Shaders are assets that contain code and instructions for the graphics card to execute. Materials reference shaders, and setup their parameters (textures, colors and so on).
Unity contains some built-in shaders that are always available in your project (for example, the Standard shader). You can also write your own shaders and apply post-processing effects.
To create a new Shader, use Assets > Create > Shader from the main menu or the Project View context menu. A shader is a text file similar to a C# script, and is written in a combination of Cg/HLSL and ShaderLab languages (see writing shaders page for details).
This inspector section allows specifying default textures for a shader. Whenever a new Material is created with this shader, these textures are automatically assigned.
The Shader Inspector displays basic information about the shader (mostly shader tags), and allows compiling and inspecting low-level compiled code.
For Surface Shaders, the Show generated code button displays all the code that Unity generates to handle lighting and shadowing. If you really want to customize the generated code, you can just copy and paste all of it back to your original shader file and start tweaking.
The pop-up menu of the Compile and show code button allows inspecting final compiled shader code (e.g. assembly on Direct3D9, or low-level optimized GLSL for OpenGL ES) for selected platforms. This is mostly useful while optimizing shaders for performance; often you do want to know how many low-level instructions here generated in the end.
The low-level generated code is useful for pasting into GPU shader performance analysis tools (like AMD GPU ShaderAnalyzer or PVRShaderEditor).
On shader import time, Unity does not compile the whole shader. This is because majority of shaders have a lot of variants inside, and compiling all of them, for all possible platforms, would take a very long time. Instead, this is done:
At player build time, all the “not yet compiled” shader variants are compiled, so that they are in the game data even if the editor did not happen to use them.
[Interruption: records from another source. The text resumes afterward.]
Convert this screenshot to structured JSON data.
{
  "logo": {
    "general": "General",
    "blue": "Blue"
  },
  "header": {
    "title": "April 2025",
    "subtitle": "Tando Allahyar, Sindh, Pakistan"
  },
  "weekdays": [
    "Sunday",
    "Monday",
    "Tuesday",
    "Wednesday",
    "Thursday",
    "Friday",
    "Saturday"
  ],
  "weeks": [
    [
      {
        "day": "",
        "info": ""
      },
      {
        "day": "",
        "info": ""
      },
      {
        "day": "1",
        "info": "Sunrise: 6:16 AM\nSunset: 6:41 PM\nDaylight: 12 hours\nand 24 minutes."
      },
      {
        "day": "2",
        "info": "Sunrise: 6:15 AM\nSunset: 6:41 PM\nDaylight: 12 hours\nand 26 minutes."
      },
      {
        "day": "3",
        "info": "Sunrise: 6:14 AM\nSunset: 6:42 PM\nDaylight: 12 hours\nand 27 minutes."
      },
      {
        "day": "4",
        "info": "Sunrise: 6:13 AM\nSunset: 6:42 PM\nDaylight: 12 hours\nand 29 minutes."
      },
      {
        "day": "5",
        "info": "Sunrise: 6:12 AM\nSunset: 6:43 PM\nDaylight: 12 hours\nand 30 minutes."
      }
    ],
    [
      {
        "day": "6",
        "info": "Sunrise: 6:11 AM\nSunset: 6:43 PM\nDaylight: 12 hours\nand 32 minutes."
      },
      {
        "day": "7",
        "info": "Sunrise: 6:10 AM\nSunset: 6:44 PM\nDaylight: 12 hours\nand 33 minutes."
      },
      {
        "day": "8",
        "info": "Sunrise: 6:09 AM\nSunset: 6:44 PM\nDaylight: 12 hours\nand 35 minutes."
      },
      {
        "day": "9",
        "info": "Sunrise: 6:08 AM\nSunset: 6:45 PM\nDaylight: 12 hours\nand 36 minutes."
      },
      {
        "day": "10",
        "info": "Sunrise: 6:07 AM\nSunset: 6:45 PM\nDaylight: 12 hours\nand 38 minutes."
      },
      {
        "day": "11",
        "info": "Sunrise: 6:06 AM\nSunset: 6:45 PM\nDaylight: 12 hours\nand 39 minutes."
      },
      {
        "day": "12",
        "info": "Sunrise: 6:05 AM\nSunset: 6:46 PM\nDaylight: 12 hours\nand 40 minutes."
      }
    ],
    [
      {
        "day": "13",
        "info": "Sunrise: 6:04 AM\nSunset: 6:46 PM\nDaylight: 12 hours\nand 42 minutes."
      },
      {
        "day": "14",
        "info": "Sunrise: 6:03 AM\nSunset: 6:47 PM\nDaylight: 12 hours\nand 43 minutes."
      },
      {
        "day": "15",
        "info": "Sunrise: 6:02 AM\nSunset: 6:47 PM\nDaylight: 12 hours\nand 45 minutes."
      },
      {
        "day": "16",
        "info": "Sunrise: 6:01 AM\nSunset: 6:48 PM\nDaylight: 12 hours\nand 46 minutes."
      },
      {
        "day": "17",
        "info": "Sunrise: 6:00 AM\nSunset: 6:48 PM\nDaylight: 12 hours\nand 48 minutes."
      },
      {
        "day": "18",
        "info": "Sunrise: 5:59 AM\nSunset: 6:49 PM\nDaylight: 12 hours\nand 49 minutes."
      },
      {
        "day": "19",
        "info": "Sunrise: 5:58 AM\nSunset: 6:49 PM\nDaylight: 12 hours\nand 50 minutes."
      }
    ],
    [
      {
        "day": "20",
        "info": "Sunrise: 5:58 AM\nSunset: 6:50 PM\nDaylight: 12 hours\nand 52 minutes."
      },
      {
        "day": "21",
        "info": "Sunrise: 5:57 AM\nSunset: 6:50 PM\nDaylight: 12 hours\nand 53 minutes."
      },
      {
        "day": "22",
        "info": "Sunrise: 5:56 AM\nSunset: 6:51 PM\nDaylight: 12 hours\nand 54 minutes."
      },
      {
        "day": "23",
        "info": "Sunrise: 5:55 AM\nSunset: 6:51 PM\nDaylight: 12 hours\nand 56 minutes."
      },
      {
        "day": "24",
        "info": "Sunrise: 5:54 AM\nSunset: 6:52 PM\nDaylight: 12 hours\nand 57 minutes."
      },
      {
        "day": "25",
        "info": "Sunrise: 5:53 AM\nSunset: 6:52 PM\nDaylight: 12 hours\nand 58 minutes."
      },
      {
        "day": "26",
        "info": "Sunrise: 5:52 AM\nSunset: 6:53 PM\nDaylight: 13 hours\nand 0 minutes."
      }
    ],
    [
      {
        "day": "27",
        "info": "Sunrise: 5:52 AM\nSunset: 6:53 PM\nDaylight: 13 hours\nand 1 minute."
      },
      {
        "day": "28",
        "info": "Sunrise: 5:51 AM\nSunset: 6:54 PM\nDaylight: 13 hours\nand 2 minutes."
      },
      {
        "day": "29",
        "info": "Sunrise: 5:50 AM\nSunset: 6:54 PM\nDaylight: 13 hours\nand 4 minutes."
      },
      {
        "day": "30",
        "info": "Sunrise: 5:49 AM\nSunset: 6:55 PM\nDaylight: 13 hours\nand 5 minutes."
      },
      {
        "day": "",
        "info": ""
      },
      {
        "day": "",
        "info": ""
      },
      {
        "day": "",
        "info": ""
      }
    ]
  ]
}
However, this does mean that a shader might have an error in there, which is not detected at shader import time. For example, you’re running editor using Direct3D 11, but a shader has an error if compiled for OpenGL. Or some variants of the shader does not fit into shader model 2.0 instruction limits, etc. These errors will be shown in the inspector if editor needs them; but it’s also a good practice to manually fully compile the shader for platforms you need, to check for errors. This can be done using the Compile and show code pop-up menu in the shader inspector.
Shader compilation is carried out using a background process named UnityShaderCompiler
that is started by Unity
whenever it needs to compile shaders. Multiple compiler processes can be started (generally one per CPU
core in your machine), so that at player build time shader compilation can be done in parallel. While the
editor is not compiling shaders, the compiler processes do nothing and do not consume computer resources,
so there’s no need to worry about them. They are also shut down when Unity editor quits.
Individual shader variant compilation results are cached in the project, under Library/ShaderCache
folder.
This means that 100% identical shaders or their snippets will reuse previously compiled results. It also
means that the shader cache folder can become quite large, if you have a lot of shaders that are changed
often. It is always safe to delete it; it will just cause shader variants to be recompiled.